Anyone driving along Route 7 past the high school will not be able to miss the sizeable progress made over the past few months on the building project. Throughout the school year, students and teachers alike have been able to closely witness the day by day progress of the building of the new Mount Greylock. With the old auditorium out of commission for entire school year, and the gym beginning renovation around April break, the Greylock population eagerly awaits the reopening of these soon to be updated spaces. And of course, as the three story building shoots up into the sky, and the foundation is laid for the main floor, it is hard not to be excited for what is to come.
The building, originally scheduled to be ready for use in spring of 2018 is currently on schedule and under budget. With this new surplus of funds, the school is now “trying to figure out what items in our original scope will be incorporated back into the project,” said principal Mary MacDonald. Since the money is in a bond for $60 million, the project is required to use all $60 million. Possible new inclusions to the project could include an outdoor amphitheater, which would add to the overall theme of outdoor learning space, or could be used to fund the new parking lot, which had previously been ruled out of the allotted $60 million. Additionally, part of that funding could help to further improve the auditorium, particularly the lighting.
The renovations on the gymnasium at this point should be completed by October 1st, and students should be able to access the locker rooms by November. The auditorium will not be functional until the new academic wings open, which is projected to be in April of 2018. MacDonald thinks that it would be “great to be on our own stage for next year’s spring drama.”

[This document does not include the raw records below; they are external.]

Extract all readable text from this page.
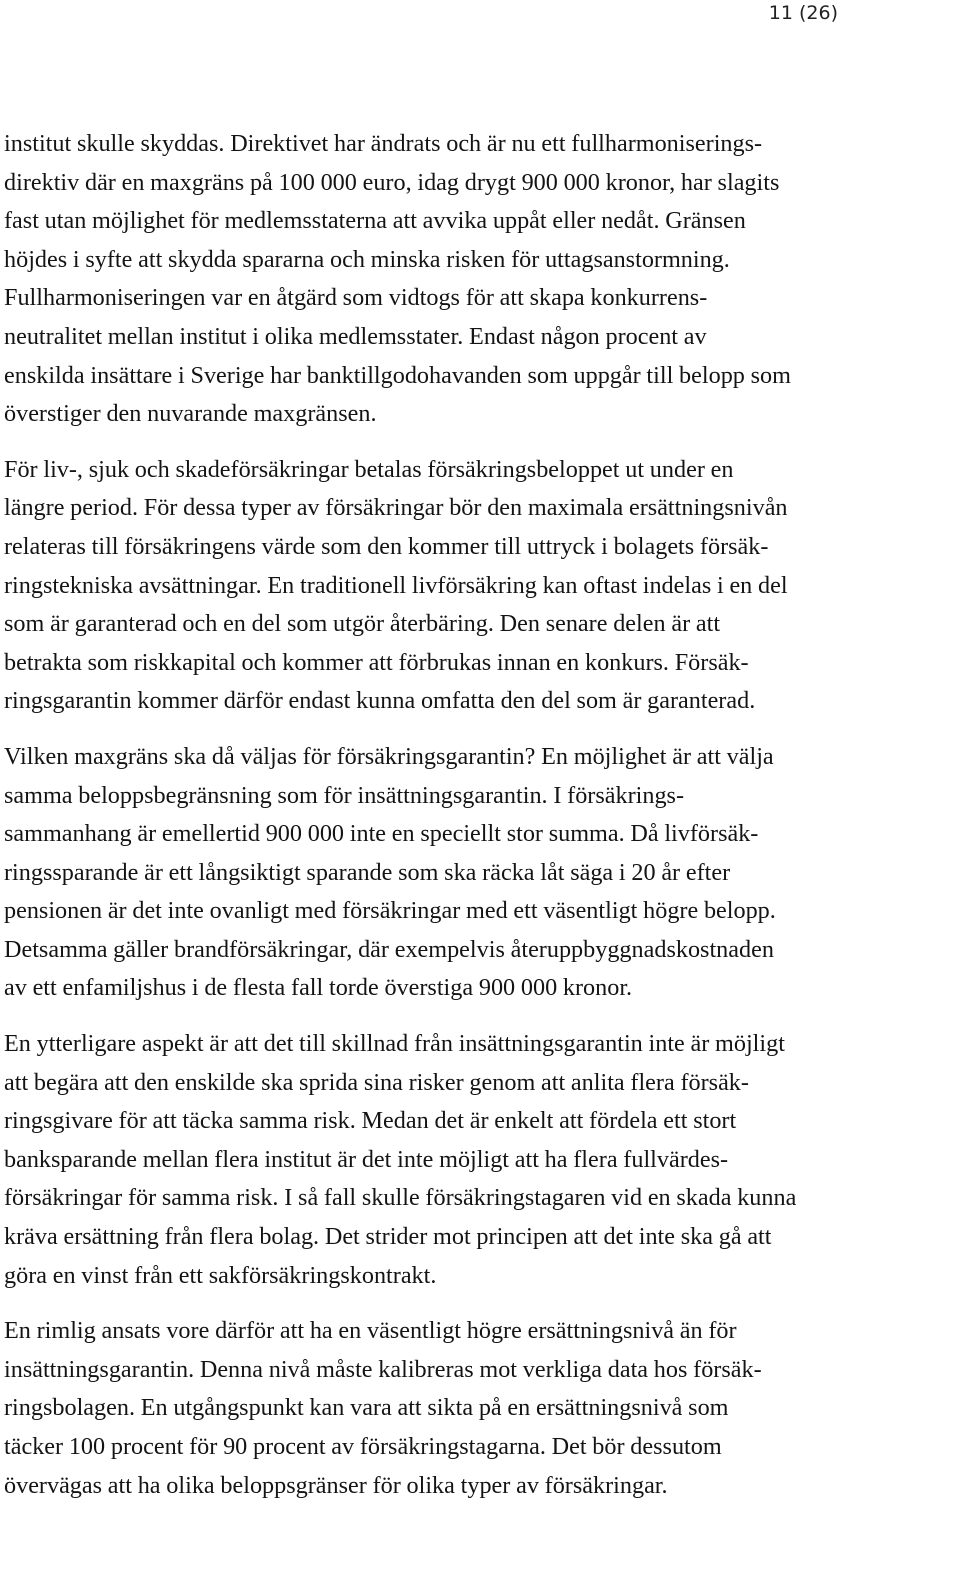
11 (26)
institut skulle skyddas. Direktivet har ändrats och är nu ett fullharmoniserings-
direktiv där en maxgräns på 100 000 euro, idag drygt 900 000 kronor, har slagits
fast utan möjlighet för medlemsstaterna att avvika uppåt eller nedåt. Gränsen
höjdes i syfte att skydda spararna och minska risken för uttagsanstormning.
Fullharmoniseringen var en åtgärd som vidtogs för att skapa konkurrens-
neutralitet mellan institut i olika medlemsstater. Endast någon procent av
enskilda insättare i Sverige har banktillgodohavanden som uppgår till belopp som
överstiger den nuvarande maxgränsen.
För liv-, sjuk och skadeförsäkringar betalas försäkringsbeloppet ut under en
längre period. För dessa typer av försäkringar bör den maximala ersättningsnivån
relateras till försäkringens värde som den kommer till uttryck i bolagets försäk-
ringstekniska avsättningar. En traditionell livförsäkring kan oftast indelas i en del
som är garanterad och en del som utgör återbäring. Den senare delen är att
betrakta som riskkapital och kommer att förbrukas innan en konkurs. Försäk-
ringsgarantin kommer därför endast kunna omfatta den del som är garanterad.
Vilken maxgräns ska då väljas för försäkringsgarantin? En möjlighet är att välja
samma beloppsbegränsning som för insättningsgarantin. I försäkrings-
sammanhang är emellertid 900 000 inte en speciellt stor summa. Då livförsäk-
ringssparande är ett långsiktigt sparande som ska räcka låt säga i 20 år efter
pensionen är det inte ovanligt med försäkringar med ett väsentligt högre belopp.
Detsamma gäller brandförsäkringar, där exempelvis återuppbyggnadskostnaden
av ett enfamiljshus i de flesta fall torde överstiga 900 000 kronor.
En ytterligare aspekt är att det till skillnad från insättningsgarantin inte är möjligt
att begära att den enskilde ska sprida sina risker genom att anlita flera försäk-
ringsgivare för att täcka samma risk. Medan det är enkelt att fördela ett stort
banksparande mellan flera institut är det inte möjligt att ha flera fullvärdes-
försäkringar för samma risk. I så fall skulle försäkringstagaren vid en skada kunna
kräva ersättning från flera bolag. Det strider mot principen att det inte ska gå att
göra en vinst från ett sakförsäkringskontrakt.
En rimlig ansats vore därför att ha en väsentligt högre ersättningsnivå än för
insättningsgarantin. Denna nivå måste kalibreras mot verkliga data hos försäk-
ringsbolagen. En utgångspunkt kan vara att sikta på en ersättningsnivå som
täcker 100 procent för 90 procent av försäkringstagarna. Det bör dessutom
övervägas att ha olika beloppsgränser för olika typer av försäkringar.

The 2017-18 school year should be completed in the new building; the class of 2018 will graduate in the updated gymnasium. Teachers will still need to transfer all of their materials to the building at some point in April, but the furniture in the building will all be new, hopefully allowing for a peaceful and smooth transition to the new classrooms. Construction has been only marginally disruptive, as students have seamlessly adapted to the more limited use of space. As completion of the project draws ever closer, it is hard not to look forward to the finished product.